I will try building with the equivalent Rocky kernel on Monday. Still, at a minimum, AlmaLinux no longer has source code compatibility with the kernel, which, as I tried and failed miserably to impress on people last year, is an important thing.

Thanks for the notification, @jabuzzard. As I said before, this absolutely should not be the case and yours is the first indication of any kind of problem. As with all big reports of any nature, we need details so that we can reproduce it and have an opportunity to investigate the problem. Would you be willing to file a proper bug report for this? If you’re not okay filing a report on bugs.almalinux.org, feel free to email me (benny at AlmaLinux dot org) and I’ll get it to the right place.
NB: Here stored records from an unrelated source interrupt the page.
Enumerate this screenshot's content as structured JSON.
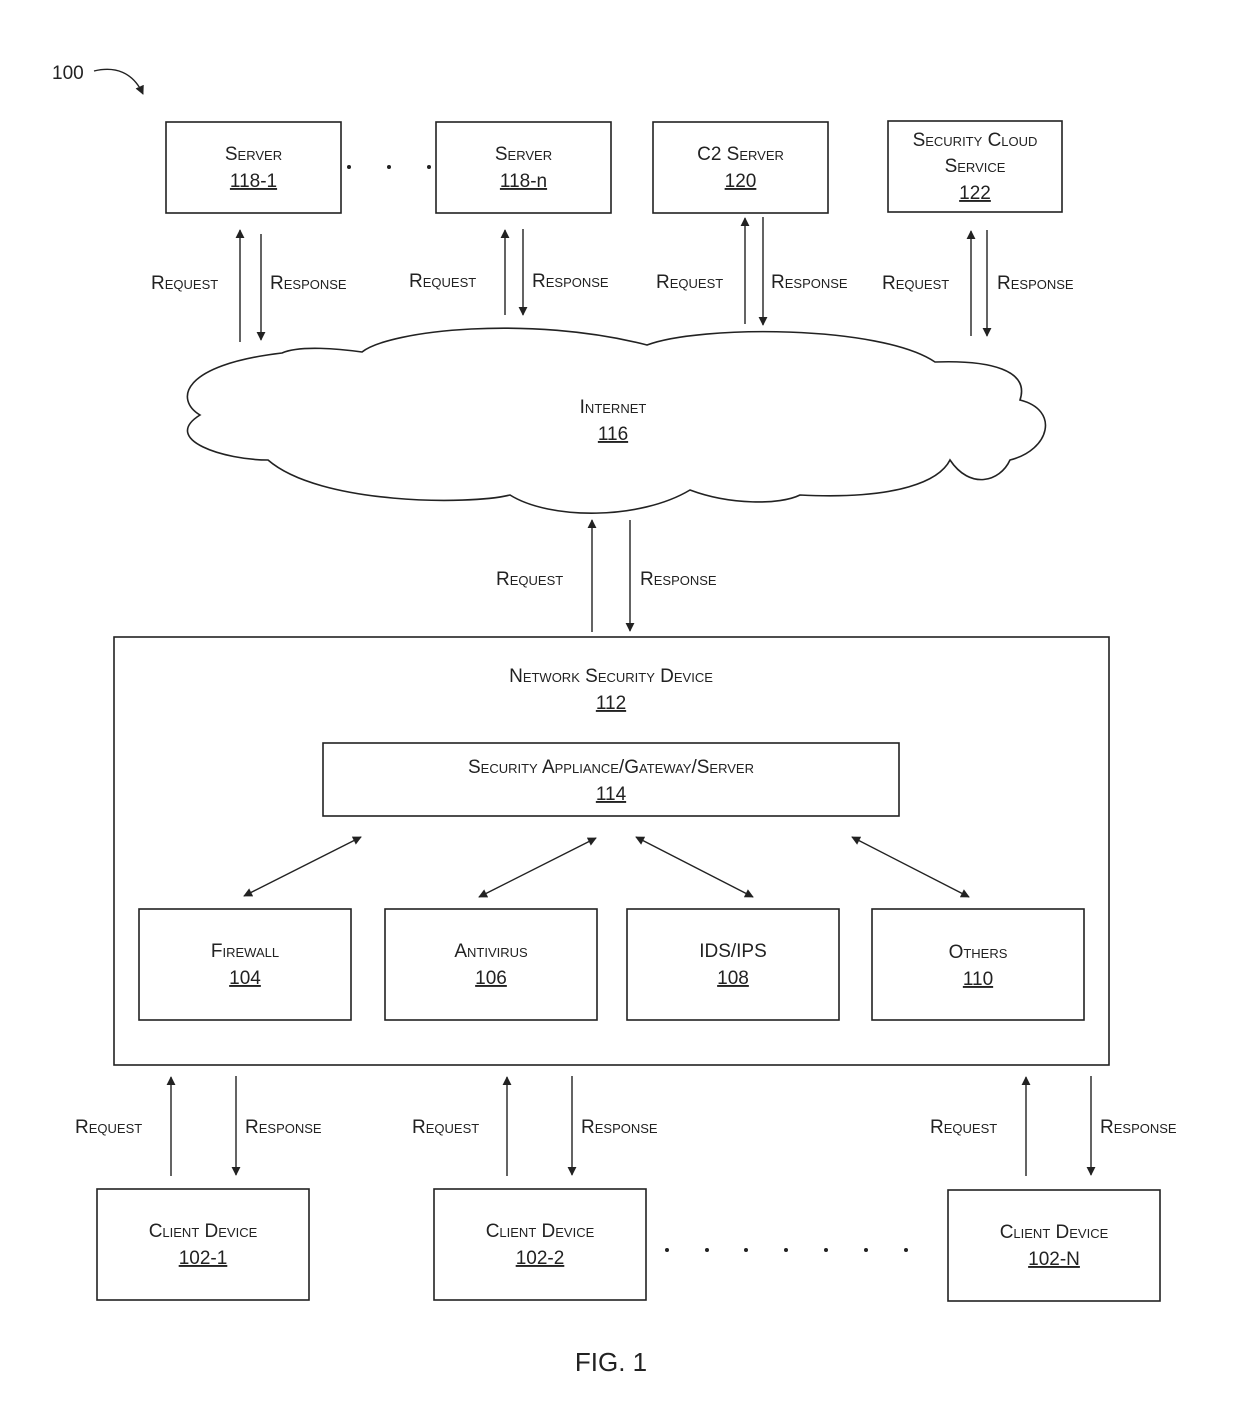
{
  "diagram_ref": "100",
  "figure_caption": "FIG. 1",
  "request_label": "Request",
  "response_label": "Response",
  "servers": [
    {
      "name": "Server",
      "number": "118-1"
    },
    {
      "name": "Server",
      "number": "118-n"
    },
    {
      "name": "C2 Server",
      "number": "120"
    },
    {
      "name_line1": "Security Cloud",
      "name_line2": "Service",
      "number": "122"
    }
  ],
  "internet": {
    "name": "Internet",
    "number": "116"
  },
  "network_security_device": {
    "name": "Network Security Device",
    "number": "112"
  },
  "security_appliance": {
    "name": "Security Appliance/Gateway/Server",
    "number": "114"
  },
  "components": [
    {
      "name": "Firewall",
      "number": "104"
    },
    {
      "name": "Antivirus",
      "number": "106"
    },
    {
      "name": "IDS/IPS",
      "number": "108"
    },
    {
      "name": "Others",
      "number": "110"
    }
  ],
  "clients": [
    {
      "name": "Client Device",
      "number": "102-1"
    },
    {
      "name": "Client Device",
      "number": "102-2"
    },
    {
      "name": "Client Device",
      "number": "102-N"
    }
  ]
}
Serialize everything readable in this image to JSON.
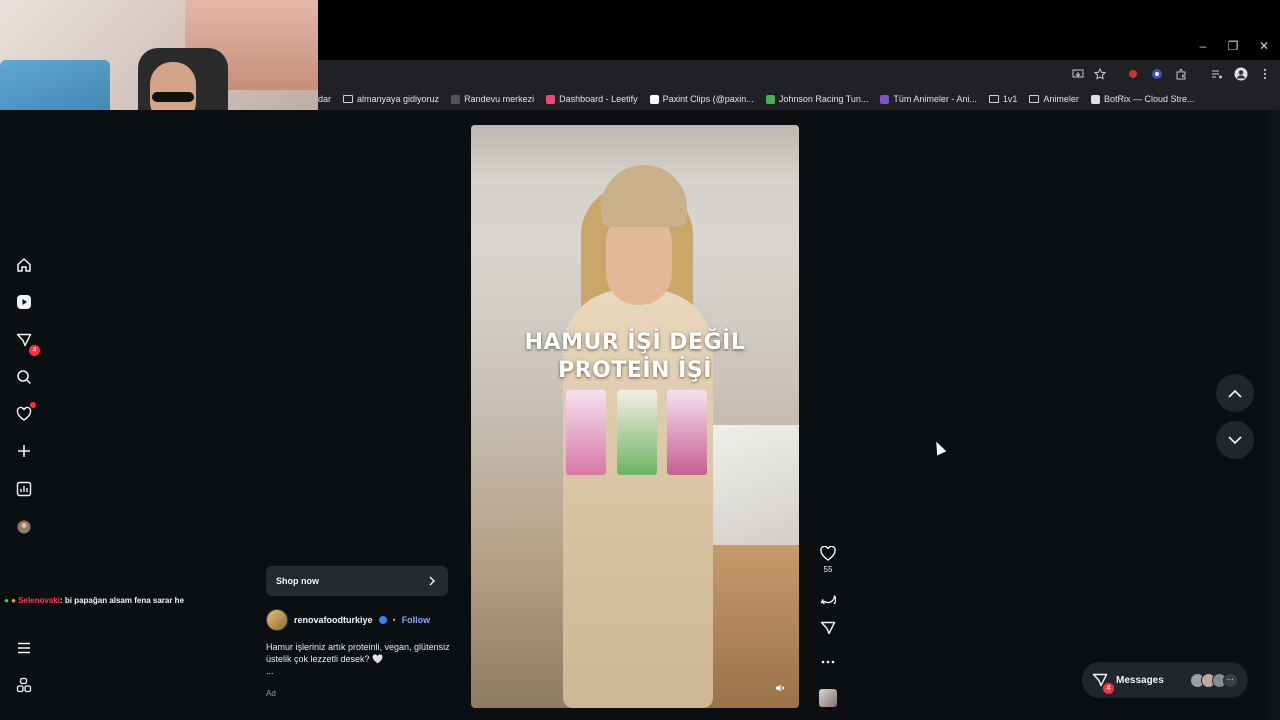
{
  "window_controls": {
    "minimize": "–",
    "restore": "❐",
    "close": "✕"
  },
  "bookmarks": [
    {
      "label": "dar",
      "icon": "none",
      "color": ""
    },
    {
      "label": "almanyaya gidiyoruz",
      "icon": "folder-icon",
      "color": ""
    },
    {
      "label": "Randevu merkezi",
      "icon": "site-icon",
      "color": "#555555"
    },
    {
      "label": "Dashboard - Leetify",
      "icon": "site-icon",
      "color": "#e84a7a"
    },
    {
      "label": "Paxint Clips (@paxin...",
      "icon": "tiktok-icon",
      "color": "#ffffff"
    },
    {
      "label": "Johnson Racing Tun...",
      "icon": "site-icon",
      "color": "#4caf50"
    },
    {
      "label": "Tüm Animeler - Ani...",
      "icon": "site-icon",
      "color": "#7e57c2"
    },
    {
      "label": "1v1",
      "icon": "folder-icon",
      "color": ""
    },
    {
      "label": "Animeler",
      "icon": "folder-icon",
      "color": ""
    },
    {
      "label": "BotRix — Cloud Stre...",
      "icon": "site-icon",
      "color": "#e0e0e0"
    }
  ],
  "nav": {
    "direct_badge": "4"
  },
  "chat": {
    "user": "Selenovski",
    "message": ": bi papağan alsam fena sarar he",
    "user_color": "#ff3b5c"
  },
  "reel": {
    "caption_line1": "HAMUR İŞİ DEĞİL",
    "caption_line2": "PROTEİN İŞİ"
  },
  "post": {
    "shop_label": "Shop now",
    "username": "renovafoodturkiye",
    "separator": "•",
    "follow_label": "Follow",
    "description": "Hamur işleriniz artık proteinli, vegan, glütensiz üstelik çok lezzetli desek? 🤍",
    "ellipsis": "...",
    "ad_label": "Ad",
    "likes": "55"
  },
  "messages": {
    "label": "Messages",
    "badge": "4"
  }
}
I have just tested Rocky 8.10 using the 4.18.0-553.50.1 kernel, and it compiles fine. Clearly it’s screwed up in AlmaLinux. I would note that the problem exists at least as far back as 4.18.0-553.22.1, which works fine with GPFS 5.1.9-6. However, I tried upgrading to GPFS 5.2.2-1 and it failed as above, so I upgraded to 4.18.0-553.50.1 as that is a tested kernel for GPFS 5.2.2-1 and got the same error as with 4.18.0-553.22.1

Now, the question is, how do you put out an updated kernel with exactly the same package names? Fixing it with a different package name is going to break more stuff, and fixing it with different kernel packages is a no-go, too. Note that I am already down a kernel version anyway for compatibility reasons.

The other question then becomes, as was raised last year, what if you have to ditch some of that additional hardware you added to maintain source code compatibility with the RHEL kernel?

It really does feel like people just didn’t listen. My entirely legitimate concerns, based on 33 years of experience in Linux, were ignored, and it now looks very much like exactly what I warned about last year has come to pass.

Anyway, it looks like I need an account to file a bug report in your Mantis system, and I can’t figure out how to do that. At least there is no create account option I can spot.

Most of our systems now require an AlmaLinux Account.